Annexe 2 : Entretien avec Jean-Jérôme Bertolus
(éditorialiste économique à i<Télé,
ancien responsable du service Médias de La Tribune)
-Avez-vous l'impression que les chroniqueurs deviennent une
identité à part, autonome, qui ne serait plus là du fait
de son origine de presse écrite ?
Oui, tout à fait, la télévision, il y a
la forme et le fond. Il y a dix-vingt ans, il y avait des émissions
littéraires comme celle de Bernard Pivot, mais pas de chroniqueurs. En
une dizaine d'années il y a eu l'arrivée des talk-shows. La
télé s'est demandée ce qui marchait. Le fond, mais surtout
la forme. Les journalistes culture deviennent des marques commerciales. On veut
qu'ils fassent leur show. Le libraire le plus invité de la
télé sera donc Gérard Collard, reconnaissable avec sa
crête à l'iroquoise. Les journalistes culture, on veut qu'ils
« fassent la blague ». Ariel Wizman, très bon sur le fond,
fait aussi la blague sur la forme, car il a compris ce qu'était le
média télé : vous passez à la télé,
vingt secondes après votre passage on vous dira « tu as
été vachement bon, vachement souriant, vachement bien
habillé ». La télé c'est un média d'images.
Ça veut dire que l'image, il faut la remplir.
-Comment définiriez-vous le rôle de chroniqueur
culturel aujourd'hui ?
Vous êtes une marque et vous devez parler d'une marque.
En littérature, ce seront les prix et le nouveau BHL. Christophe
Ono-dit-Bio, par exemple, ne parlera jamais d'un truc qui n'est pas dans le top
20 de L'Express ou du Point. En presse écrite, c'est plus large. Les
marques sont mises en scènes par le réal, le producteur mais vous
aussi si vous êtes une marque, vous allez demander à être
mis en scène. Une marque c'est du storytelling. Une marque, ça
vous raconte une histoire. Les chroniqueurs culturels sont comme les yaourts.
On achète Danone, pour l'histoire derrière que la marque raconte
depuis des années. Quand Guillon s'attaque à la nouvelle
équipe d'Inter, ça part bien sûr d'un vrai sentiment, mais
c'est aussi un positionnement commercial.

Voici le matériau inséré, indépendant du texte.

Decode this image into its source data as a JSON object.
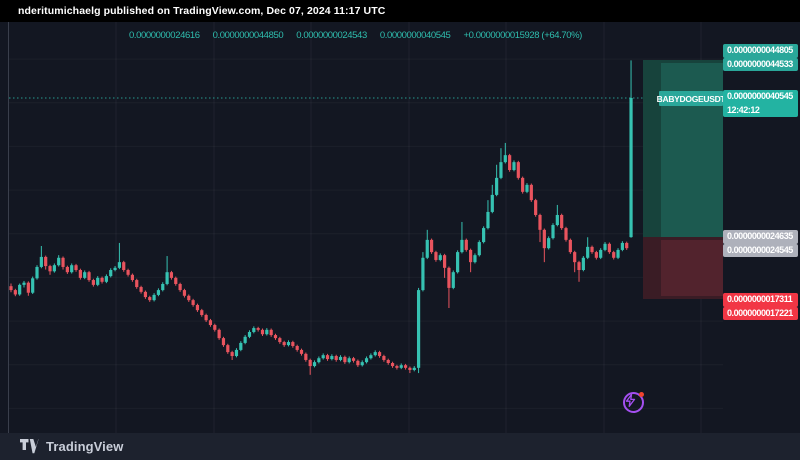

Ça continue à faire
vivre la marque Guillon, et d'une certaine manière la marque Inter.
-Beaucoup de chroniqueurs viennent d'autres mondes que le
journalisme. Notamment ceux que l'on appelle les « chroniqueurs-snipers
» tel qu' Eric Naulleau. Que pensez-vous de cette tendance ? Naulleau
et Zemmour, c'est des marques. Une marque commerciale, ça a une certaine
neutralité, il ne faut pas que ça choque. Si on applique le
concept de marque commerciale à un journaliste, qu'il soit pour, qu'il
soit contre, qu'il soit dans le sourire comme PPDA, qu'il soit dans
l'agressivité comme Naulleau, si on considère tout ça du
point de vue des marques, ça veut dire en fait qu'elles s'annulent. On
peut être dans la critique, on peut être dans la complaisance,
à partir du moment où
l'on respecte le principe premier de la télé qui
veut qu'on soit une marque, dans quelque registre que l'on soit, on est
tellement fédérateur qu'au final, ça revient au
même.
-La marque du chroniqueur culturel ne réside-t-elle pas
dans une niche ?
Il n'y a jamais de chroniqueur qui parle de tout. Quand vous
êtes chroniqueur culturel, vous êtes dans une case. Il y a une
dizaine de chroniqueurs culturels en France seulement.